There are a couple of things that I'd like to mention, although I'm not sure we're really disagreeing about them.
1. A set of gambles by management that didn't go their way is management responsibility whether they made those gambles in 2022 or 2024. (More on this later.)
2. I agree with you that virtually no management group would have wanted to break up the core of the gang last summer, but my reasoning is different.
Most of us on this board weren't in a position last summer to know there was an ongoing serious rift between Miller and Petey, but then we aren't privy to all that goes on with the team nor is it our job to know and make decisions for the team based on that knowledge.
There were a few posts suggesting last summer that EP40 be traded based on his disappearance the last half of the 2023-24 season, which wasn't the first time we'd seen his play drop off.
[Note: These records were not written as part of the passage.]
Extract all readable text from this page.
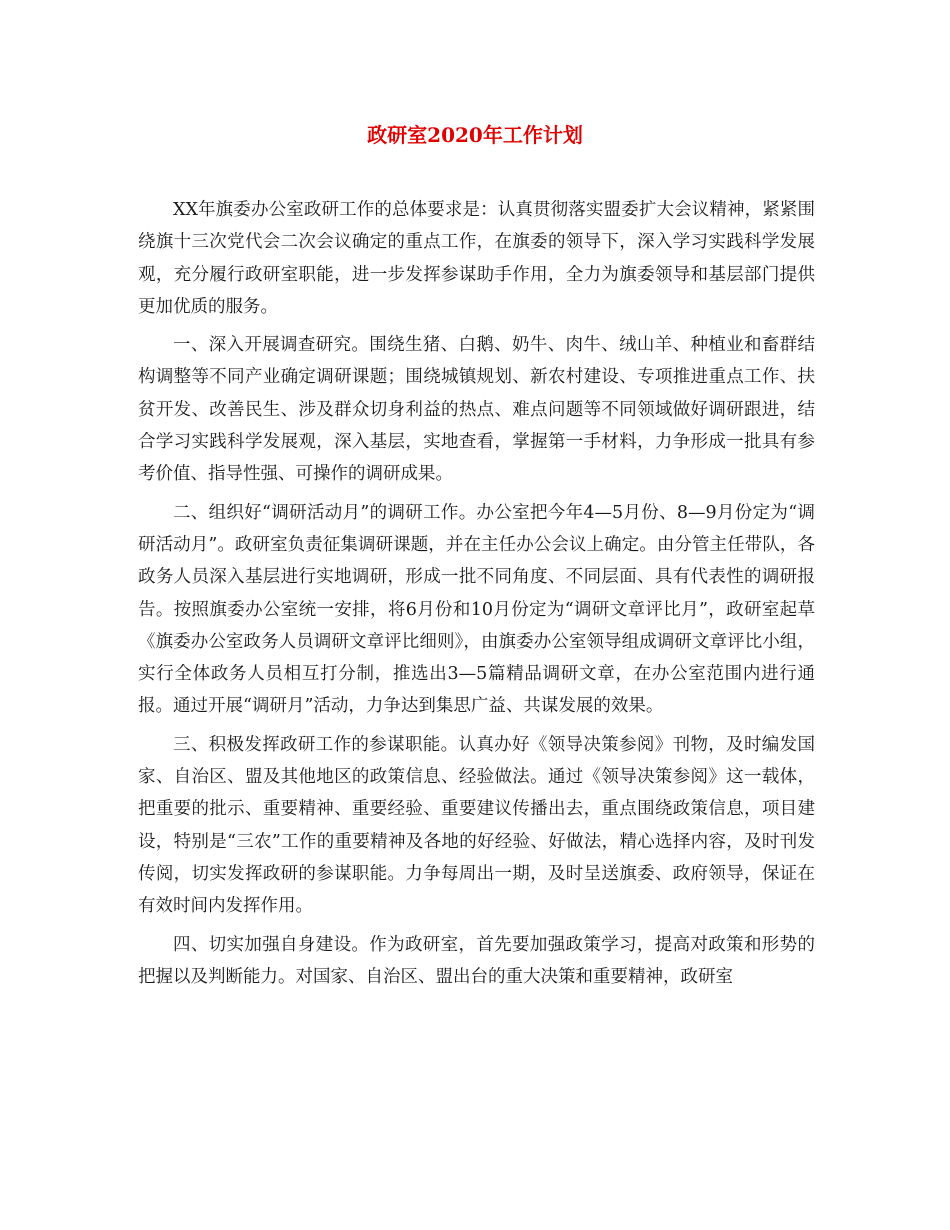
政研室2020年工作计划

XX年旗委办公室政研工作的总体要求是：认真贯彻落实盟委扩大会议精神，紧紧围绕旗十三次党代会二次会议确定的重点工作，在旗委的领导下，深入学习实践科学发展观，充分履行政研室职能，进一步发挥参谋助手作用，全力为旗委领导和基层部门提供更加优质的服务。

一、深入开展调查研究。围绕生猪、白鹅、奶牛、肉牛、绒山羊、种植业和畜群结构调整等不同产业确定调研课题；围绕城镇规划、新农村建设、专项推进重点工作、扶贫开发、改善民生、涉及群众切身利益的热点、难点问题等不同领域做好调研跟进，结合学习实践科学发展观，深入基层，实地查看，掌握第一手材料，力争形成一批具有参考价值、指导性强、可操作的调研成果。

二、组织好“调研活动月”的调研工作。办公室把今年4—5月份、8—9月份定为“调研活动月”。政研室负责征集调研课题，并在主任办公会议上确定。由分管主任带队，各政务人员深入基层进行实地调研，形成一批不同角度、不同层面、具有代表性的调研报告。按照旗委办公室统一安排，将6月份和10月份定为“调研文章评比月”，政研室起草《旗委办公室政务人员调研文章评比细则》，由旗委办公室领导组成调研文章评比小组，实行全体政务人员相互打分制，推选出3—5篇精品调研文章，在办公室范围内进行通报。通过开展“调研月”活动，力争达到集思广益、共谋发展的效果。

三、积极发挥政研工作的参谋职能。认真办好《领导决策参阅》刊物，及时编发国家、自治区、盟及其他地区的政策信息、经验做法。通过《领导决策参阅》这一载体，把重要的批示、重要精神、重要经验、重要建议传播出去，重点围绕政策信息，项目建设，特别是“三农”工作的重要精神及各地的好经验、好做法，精心选择内容，及时刊发传阅，切实发挥政研的参谋职能。力争每周出一期，及时呈送旗委、政府领导，保证在有效时间内发挥作用。

四、切实加强自身建设。作为政研室，首先要加强政策学习，提高对政策和形势的把握以及判断能力。对国家、自治区、盟出台的重大决策和重要精神，政研室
Probably most of us will remember the resulting debates about whether or not and to what extent his poor play was because of physical injury (the tendonitis he reported at the 2024 post-season media availability).
Still, it seems to me that even if the possibility of things falling apart was foreseen by Allvin, standing pat at center might have seemed the far better gamble.
There are moves that this group has made that seem to me far more open to criticism than hanging on to their centers in 2024. Those include, just keeping to the center position:
-not extending Horvat in the summer of 2022, before his goal scoring spree in 22-23 raised his value
-extending Miller instead of trading him when the return would have been highest
-extending EP40 at 8 x 11.6
Any of those might be defensible. Some will think management was right about one of them, some two of them, maybe even some will agree with all of them or none of them, but with all of them being open to reasonable debate, pretty clearly the result, which includes the success of 2023-24, the failure of 2024-2025 and the outlook for the future, is the responsibility of the management that made those decisions.